City Councilor Helen Gym, daughter of immigrants, stirred the crowd with a reading of Emma Lazare’s sonnet inscribed on the Statue of Liberty:
“Give me your tired, your poor, Your tight masses yearning to breathe freely, The miserable waste of your teeming shore.
“It’s about humanity,” Gym said. “It’s about our country.”
Mursal Ghafary, 14, from Bensalem, said she was worried about her 23-year-old sister-in-law who was trying to leave Afghanistan. She said she saw in horror as desperate children die falling from American planes taking off from Kabul airport.
“I’m scared for my family there,” Ghafary said. “I want people to know this is happening. “
With anger and tears, Khatira Nasiri of Philadelphia, who came from Kabul to the United States in 2002, read a poem in her native dialect about the plight of Afghan women. A registered nurse at Jefferson University Hospital, she said the women in the family at home were unable to go to school or go out without blankets.
“They can’t do anything,” Nasiri said. “It’s just heartbreaking what’s going on.”
Nasiri translated the last line of his verse: “You have ruined my country! You ruined my country! You ruined my country!
After the speeches, the crowd, escorted by police, marched through the streets past LOVE Park towards the art museum. They clenched their fists and chanted “Free and Free Afghanistan” and “Say it loud, say it clearly, refugees are welcome here”. Tourists watched and motorists honked their horns.

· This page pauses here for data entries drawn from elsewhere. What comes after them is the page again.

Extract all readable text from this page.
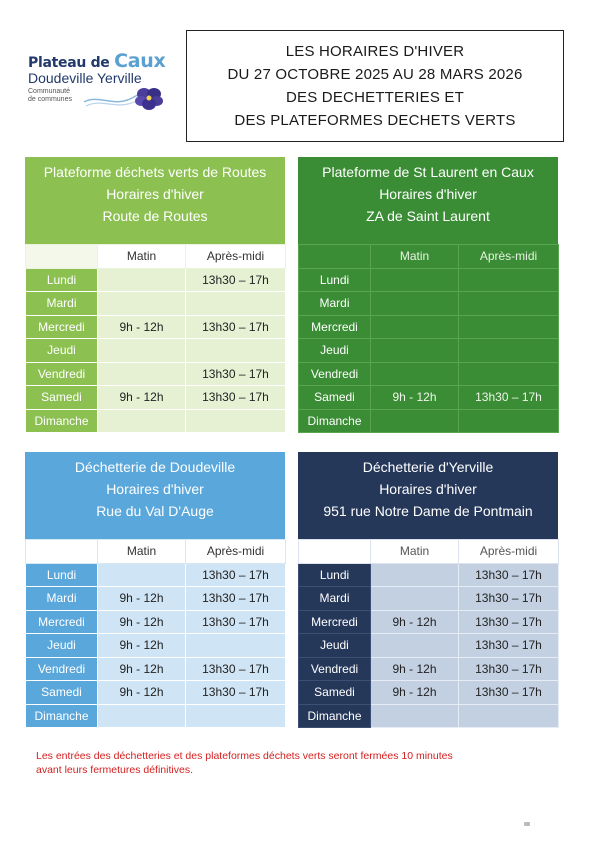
Plateau de Caux
Doudeville Yerville
Communauté
de communes
LES HORAIRES D'HIVER
DU 27 OCTOBRE 2025 AU 28 MARS 2026
DES DECHETTERIES ET
DES PLATEFORMES DECHETS VERTS
Plateforme déchets verts de Routes
Horaires d'hiver
Route de Routes
	Matin	Après-midi
Lundi		13h30 – 17h
Mardi		
Mercredi	9h - 12h	13h30 – 17h
Jeudi		
Vendredi		13h30 – 17h
Samedi	9h - 12h	13h30 – 17h
Dimanche		
Plateforme de St Laurent en Caux
Horaires d'hiver
ZA de Saint Laurent
	Matin	Après-midi
Lundi		
Mardi		
Mercredi		
Jeudi		
Vendredi		
Samedi	9h - 12h	13h30 – 17h
Dimanche		
Déchetterie de Doudeville
Horaires d'hiver
Rue du Val D'Auge
	Matin	Après-midi
Lundi		13h30 – 17h
Mardi	9h - 12h	13h30 – 17h
Mercredi	9h - 12h	13h30 – 17h
Jeudi	9h - 12h	
Vendredi	9h - 12h	13h30 – 17h
Samedi	9h - 12h	13h30 – 17h
Dimanche		
Déchetterie d'Yerville
Horaires d'hiver
951 rue Notre Dame de Pontmain
	Matin	Après-midi
Lundi		13h30 – 17h
Mardi		13h30 – 17h
Mercredi	9h - 12h	13h30 – 17h
Jeudi		13h30 – 17h
Vendredi	9h - 12h	13h30 – 17h
Samedi	9h - 12h	13h30 – 17h
Dimanche		
Les entrées des déchetteries et des plateformes déchets verts seront fermées 10 minutes
avant leurs fermetures définitives.
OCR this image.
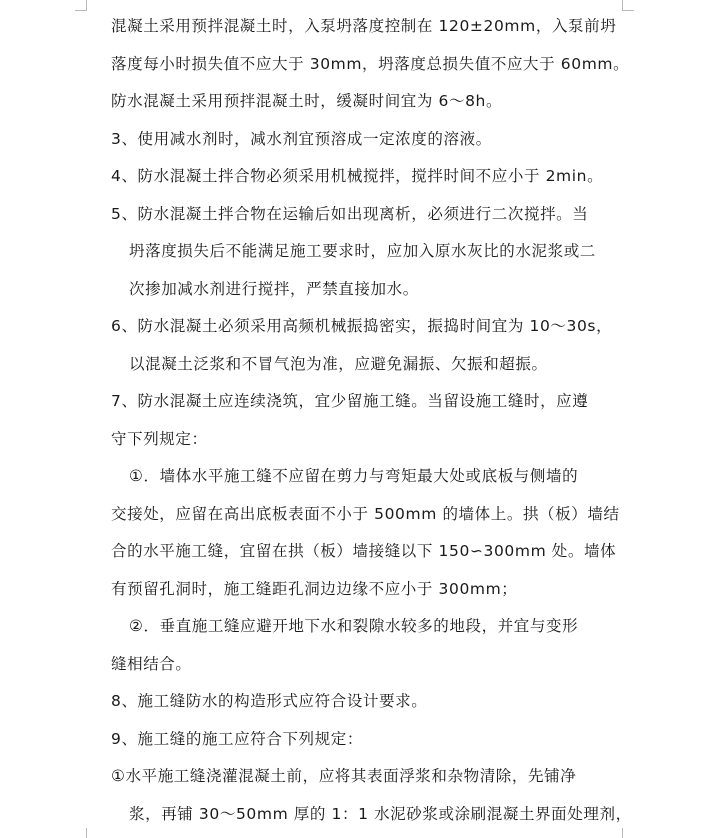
混凝土采用预拌混凝土时，入泵坍落度控制在 120±20mm，入泵前坍
落度每小时损失值不应大于 30mm，坍落度总损失值不应大于 60mm。
防水混凝土采用预拌混凝土时，缓凝时间宜为 6～8h。
3、使用减水剂时，减水剂宜预溶成一定浓度的溶液。
4、防水混凝土拌合物必须采用机械搅拌，搅拌时间不应小于 2min。
5、防水混凝土拌合物在运输后如出现离析，必须进行二次搅拌。当
坍落度损失后不能满足施工要求时，应加入原水灰比的水泥浆或二
次掺加减水剂进行搅拌，严禁直接加水。
6、防水混凝土必须采用高频机械振捣密实，振捣时间宜为 10～30s，
以混凝土泛浆和不冒气泡为准，应避免漏振、欠振和超振。
7、防水混凝土应连续浇筑，宜少留施工缝。当留设施工缝时，应遵
守下列规定：
①．墙体水平施工缝不应留在剪力与弯矩最大处或底板与侧墙的
交接处，应留在高出底板表面不小于 500mm 的墙体上。拱（板）墙结
合的水平施工缝，宜留在拱（板）墙接缝以下 150∽300mm 处。墙体
有预留孔洞时，施工缝距孔洞边边缘不应小于 300mm；
②．垂直施工缝应避开地下水和裂隙水较多的地段，并宜与变形
缝相结合。
8、施工缝防水的构造形式应符合设计要求。
9、施工缝的施工应符合下列规定：
①水平施工缝浇灌混凝土前，应将其表面浮浆和杂物清除，先铺净
浆，再铺 30～50mm 厚的 1：1 水泥砂浆或涂刷混凝土界面处理剂，
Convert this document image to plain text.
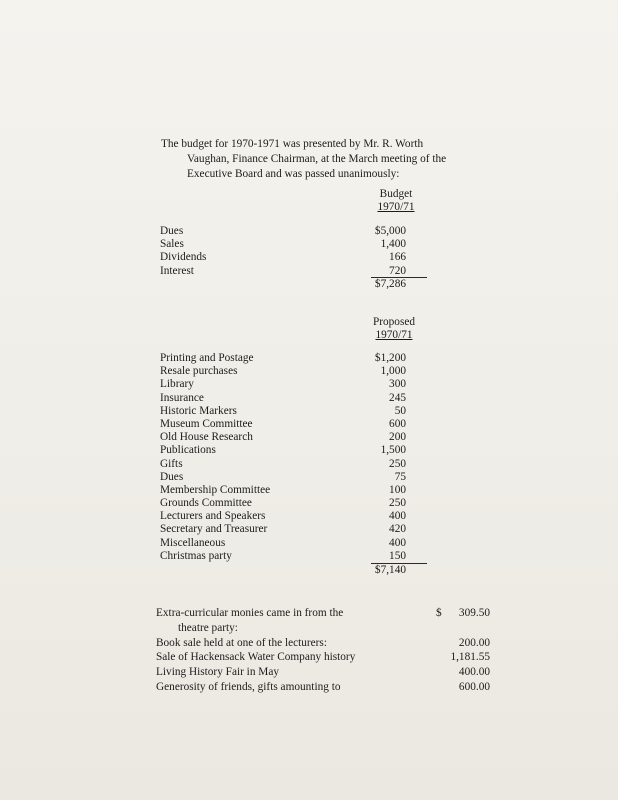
The budget for 1970-1971 was presented by Mr. R. Worth
Vaughan, Finance Chairman, at the March meeting of the
Executive Board and was passed unanimously:
Budget
1970/71
Dues	$5,000
Sales	1,400
Dividends	166
Interest	720
$7,286
Proposed
1970/71
Printing and Postage	$1,200
Resale purchases	1,000
Library	300
Insurance	245
Historic Markers	50
Museum Committee	600
Old House Research	200
Publications	1,500
Gifts	250
Dues	75
Membership Committee	100
Grounds Committee	250
Lecturers and Speakers	400
Secretary and Treasurer	420
Miscellaneous	400
Christmas party	150
$7,140
Extra-curricular monies came in from the	$	309.50
theatre party:
Book sale held at one of the lecturers:	200.00
Sale of Hackensack Water Company history	1,181.55
Living History Fair in May	400.00
Generosity of friends, gifts amounting to	600.00
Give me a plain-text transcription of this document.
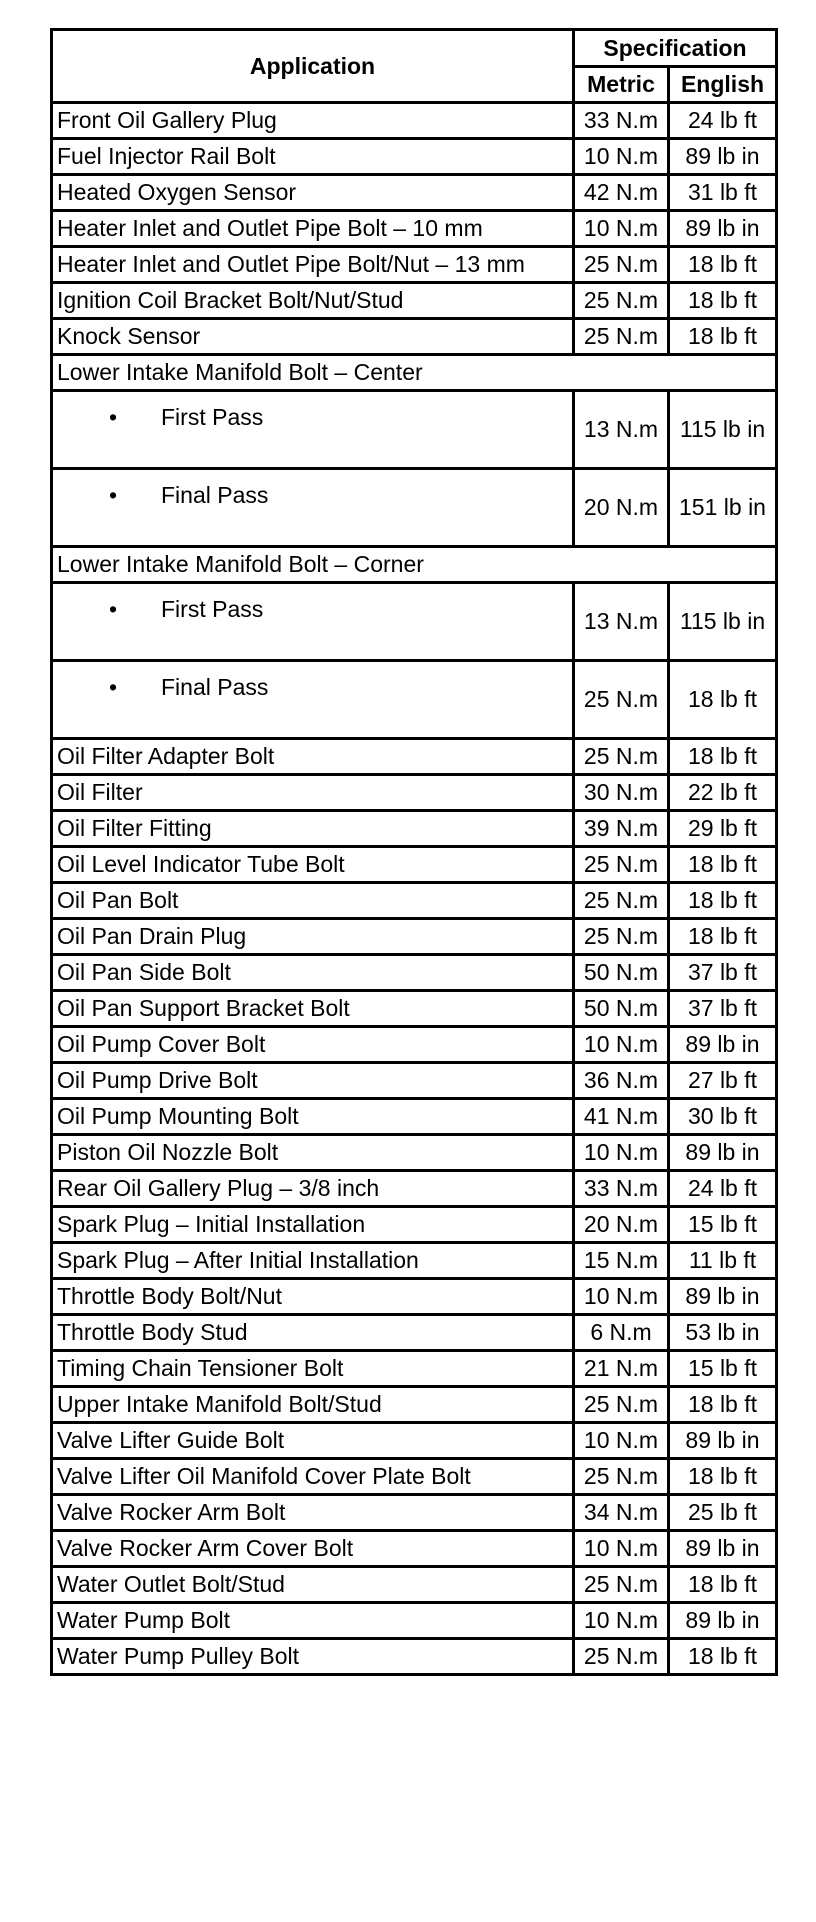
Application	Specification	
	Metric	English
Front Oil Gallery Plug	33 N.m	24 lb ft
Fuel Injector Rail Bolt	10 N.m	89 lb in
Heated Oxygen Sensor	42 N.m	31 lb ft
Heater Inlet and Outlet Pipe Bolt – 10 mm	10 N.m	89 lb in
Heater Inlet and Outlet Pipe Bolt/Nut – 13 mm	25 N.m	18 lb ft
Ignition Coil Bracket Bolt/Nut/Stud	25 N.m	18 lb ft
Knock Sensor	25 N.m	18 lb ft
Lower Intake Manifold Bolt – Center		
• First Pass	13 N.m	115 lb in
• Final Pass	20 N.m	151 lb in
Lower Intake Manifold Bolt – Corner		
• First Pass	13 N.m	115 lb in
• Final Pass	25 N.m	18 lb ft
Oil Filter Adapter Bolt	25 N.m	18 lb ft
Oil Filter	30 N.m	22 lb ft
Oil Filter Fitting	39 N.m	29 lb ft
Oil Level Indicator Tube Bolt	25 N.m	18 lb ft
Oil Pan Bolt	25 N.m	18 lb ft
Oil Pan Drain Plug	25 N.m	18 lb ft
Oil Pan Side Bolt	50 N.m	37 lb ft
Oil Pan Support Bracket Bolt	50 N.m	37 lb ft
Oil Pump Cover Bolt	10 N.m	89 lb in
Oil Pump Drive Bolt	36 N.m	27 lb ft
Oil Pump Mounting Bolt	41 N.m	30 lb ft
Piston Oil Nozzle Bolt	10 N.m	89 lb in
Rear Oil Gallery Plug – 3/8 inch	33 N.m	24 lb ft
Spark Plug – Initial Installation	20 N.m	15 lb ft
Spark Plug – After Initial Installation	15 N.m	11 lb ft
Throttle Body Bolt/Nut	10 N.m	89 lb in
Throttle Body Stud	6 N.m	53 lb in
Timing Chain Tensioner Bolt	21 N.m	15 lb ft
Upper Intake Manifold Bolt/Stud	25 N.m	18 lb ft
Valve Lifter Guide Bolt	10 N.m	89 lb in
Valve Lifter Oil Manifold Cover Plate Bolt	25 N.m	18 lb ft
Valve Rocker Arm Bolt	34 N.m	25 lb ft
Valve Rocker Arm Cover Bolt	10 N.m	89 lb in
Water Outlet Bolt/Stud	25 N.m	18 lb ft
Water Pump Bolt	10 N.m	89 lb in
Water Pump Pulley Bolt	25 N.m	18 lb ft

As a steady rain fell, they lined up on the steps of the museum for further speeches. A young girl held up a handwritten sign of a child with a purple heart that simply read, “Pray for the Afghans.
Fatima Hussaine, 22, of Philadelphia, nodded and placed her hand over her heart as the Afghan national anthem was played through a loudspeaker. She arrived in the United States five years ago with two sisters.
“It’s very sad,” said her sister Zahara Hussaine, 23.
Editor Diane Mastrull and photographer Elizabeth Robertson contributed to this article.